Since NASA started nearly 60 years ago, they have been at the forefront of innovation and technologies which better our daily lives. NASA’s mission has always been exploration and understanding of the solar system and beyond, their technologies are bound to make it into the public’s hand. You may never leave your foot print on the moon, experience the effects of near zero gravity, or strap into a chair sitting atop 1000’s of tons of rocket fuel, but here is a list of NASA technologies that have made it into our lives some way or another.
People living in colder climates can thank NASA for a lower heating bill this winter. One of the hurdles NASA needed to overcome during the Apollo missions was separating astronauts from the cold (and hot) vacuum of space as well as the intense heat of reentry into Earth’s atmosphere and that led directly to the improvement of insulation and the efficiency of our homes back here on Earth. It has also made its way into camping and sporting goods as well first responders assisting people in colder climates.
That great nights sleep you got laying on your Tempurpedic mattress, another invention straight from NASA. When sending people to the moon in the 1960 and 70’s, NASA needed a way to increase comfort of the astronauts during lift off and landing. The polyurethane-silicon material was the perfect response to reduce painful pressure points by spreading the astronauts weight evenly, providing a much more comfortable seat for the high g-forces felt on lift off and landing.

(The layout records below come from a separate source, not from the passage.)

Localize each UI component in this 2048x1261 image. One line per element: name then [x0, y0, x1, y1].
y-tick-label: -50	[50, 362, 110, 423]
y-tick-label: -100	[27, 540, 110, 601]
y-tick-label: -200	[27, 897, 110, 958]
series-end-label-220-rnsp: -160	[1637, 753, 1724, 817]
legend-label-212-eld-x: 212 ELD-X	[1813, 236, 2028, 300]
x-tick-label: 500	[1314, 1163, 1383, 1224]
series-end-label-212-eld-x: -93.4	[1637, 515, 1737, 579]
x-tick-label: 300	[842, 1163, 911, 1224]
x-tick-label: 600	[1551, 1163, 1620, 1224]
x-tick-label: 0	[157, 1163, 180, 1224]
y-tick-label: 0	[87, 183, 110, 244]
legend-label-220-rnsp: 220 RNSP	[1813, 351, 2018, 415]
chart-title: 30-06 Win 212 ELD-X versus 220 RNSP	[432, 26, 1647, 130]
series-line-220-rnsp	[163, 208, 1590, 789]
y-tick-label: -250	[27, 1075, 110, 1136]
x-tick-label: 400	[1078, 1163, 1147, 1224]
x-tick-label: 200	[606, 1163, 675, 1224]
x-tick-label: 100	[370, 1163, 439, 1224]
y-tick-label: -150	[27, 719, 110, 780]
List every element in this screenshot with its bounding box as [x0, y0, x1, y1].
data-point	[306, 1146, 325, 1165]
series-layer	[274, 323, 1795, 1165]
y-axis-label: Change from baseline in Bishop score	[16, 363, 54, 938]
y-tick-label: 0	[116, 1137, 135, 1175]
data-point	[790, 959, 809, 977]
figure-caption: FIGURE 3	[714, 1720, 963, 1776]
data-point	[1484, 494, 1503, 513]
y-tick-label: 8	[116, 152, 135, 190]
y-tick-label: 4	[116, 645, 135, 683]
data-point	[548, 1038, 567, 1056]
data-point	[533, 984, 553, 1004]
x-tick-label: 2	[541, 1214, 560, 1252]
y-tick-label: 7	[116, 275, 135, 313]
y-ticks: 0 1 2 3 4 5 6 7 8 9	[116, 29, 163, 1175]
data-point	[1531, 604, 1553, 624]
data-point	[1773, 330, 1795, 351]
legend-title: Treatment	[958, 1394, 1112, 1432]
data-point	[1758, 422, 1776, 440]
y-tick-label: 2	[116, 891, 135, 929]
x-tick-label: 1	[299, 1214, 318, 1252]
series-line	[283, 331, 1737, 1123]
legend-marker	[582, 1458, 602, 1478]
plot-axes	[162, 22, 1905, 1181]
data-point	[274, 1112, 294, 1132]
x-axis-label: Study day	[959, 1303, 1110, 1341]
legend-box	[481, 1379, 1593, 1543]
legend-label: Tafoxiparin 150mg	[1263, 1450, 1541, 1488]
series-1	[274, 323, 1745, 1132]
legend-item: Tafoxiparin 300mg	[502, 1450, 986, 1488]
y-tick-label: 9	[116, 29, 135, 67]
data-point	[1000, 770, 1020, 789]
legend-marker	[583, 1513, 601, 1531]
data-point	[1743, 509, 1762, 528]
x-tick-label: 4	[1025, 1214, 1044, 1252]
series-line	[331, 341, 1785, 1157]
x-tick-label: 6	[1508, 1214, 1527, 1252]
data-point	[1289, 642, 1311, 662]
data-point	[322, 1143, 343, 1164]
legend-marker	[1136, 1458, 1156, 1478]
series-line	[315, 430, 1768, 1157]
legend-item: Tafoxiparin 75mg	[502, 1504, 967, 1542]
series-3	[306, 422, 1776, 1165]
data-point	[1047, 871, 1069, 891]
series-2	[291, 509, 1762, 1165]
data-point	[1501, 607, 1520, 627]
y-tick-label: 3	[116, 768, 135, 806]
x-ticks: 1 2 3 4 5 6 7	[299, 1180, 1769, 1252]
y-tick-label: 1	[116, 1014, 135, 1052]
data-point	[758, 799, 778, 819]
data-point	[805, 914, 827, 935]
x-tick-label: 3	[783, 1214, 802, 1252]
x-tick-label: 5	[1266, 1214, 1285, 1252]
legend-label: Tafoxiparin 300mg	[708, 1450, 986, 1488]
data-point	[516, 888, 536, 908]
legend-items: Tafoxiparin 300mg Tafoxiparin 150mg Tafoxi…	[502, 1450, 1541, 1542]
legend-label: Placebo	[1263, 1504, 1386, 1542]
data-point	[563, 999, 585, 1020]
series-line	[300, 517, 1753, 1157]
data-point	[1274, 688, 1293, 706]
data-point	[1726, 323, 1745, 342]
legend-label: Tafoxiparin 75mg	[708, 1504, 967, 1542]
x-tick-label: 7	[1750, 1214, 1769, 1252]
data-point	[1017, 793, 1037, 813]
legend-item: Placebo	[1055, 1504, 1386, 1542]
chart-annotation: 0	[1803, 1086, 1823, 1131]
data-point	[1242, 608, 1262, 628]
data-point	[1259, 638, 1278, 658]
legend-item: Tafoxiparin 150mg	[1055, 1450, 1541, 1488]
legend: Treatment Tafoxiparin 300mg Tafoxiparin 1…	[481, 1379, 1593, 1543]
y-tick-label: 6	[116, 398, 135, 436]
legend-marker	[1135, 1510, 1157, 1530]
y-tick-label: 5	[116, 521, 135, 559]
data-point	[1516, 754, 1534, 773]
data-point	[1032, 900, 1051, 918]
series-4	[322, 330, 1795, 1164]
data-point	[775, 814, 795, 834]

While NASA didn’t invent the vision correcting lens, they were responsible for the plastics that are used today. NASA needed a lighter, cheaper and safer alternative to glass for items such as helmet visors and space craft windows. One disadvantage to plastics is it didn’t always have as strong a resistance to scratching as glass, but NASA’s researches developed not only scratch resistant lenses but lenses that stand up to and protect against UV radiation as well.
Water is an absolute necessity for life. With the weight of water and the astronomical(pun intended) cost send anything to space, NASA needed to come up with new ways to provide astronauts with a reliable and clean water supply. The filtration techniques used by NASA can be seen in millions of homes and even in the hands of millions of people around the world now that we have bottle sized water purification methods.
Environmental Research Aircraft and Sensor Technology was formed by NASA with a goal of building a high altitude unmanned aircraft with the ability to stay aloft for days. A single crystal silicon solar cell was designed that was not only lighter but offered up to 50% more power than traditional cells. As a result, solar power because much more efficient and cheaper for the public to use and now million of homes are reducing their need for conventional means of power production.
While NASA didn’t invent the smoke detector, their need for a rapid and accurate detection of fire in the high oxygen environment of Skylab has led to the most reliable smoke detector. NASA partnered with Honeywell Corporation in the 1970’s to come up with such innovations as an adjustable sensitivity setting to reduce false alarms to self charging nickel cadmium batteries.
LED’s (light emitting diodes)
LED’s are used in countless applications, from small clock radios to the largest of jumbo-tron displays, growing plants in space and here on Earth and now in the medical industry. LED’s were used on the Space Station as a way to grow plants without using a large amount of power, researchers at the Marshall Space Flight Center in Huntsville, AL discovered that cells exposed to the near-infrared light from LED’s would grow 150 to 200% faster than cells not exposed to the light. This has directly influenced medical breakthrough in wound healing as well as a reduction of suffering in patients who have undergone chemotherapy and radiation treatment.
Research and developments made at the Goddard Space Flight Center in the 1980’s led to a blood sugar level monitoring device that could also release insulation into the wearers body when needed. Researchers on the Mars Viking missions believed that long-term space travel would require monitoring and maintaining astronauts health during long space flights. Since then, the insulin pump has helped diabetics maintain healthy blood sugar levels.
Adam Kissiah Jr., an engineer working at NASA’s Kennedy Space Center, used his knowledge of NASA’s advancements in electronic sensing systems to help come up with a revolutionary new form of hearing aids. Instead of merely amplifying sounds, he helped develop an implant that transformed sound into digital pulses that were then used to stimulate the auditory nerves, sending sound signals to the brain. Adams own hearing impairment led him to work with a company called Biostim to build and market the device.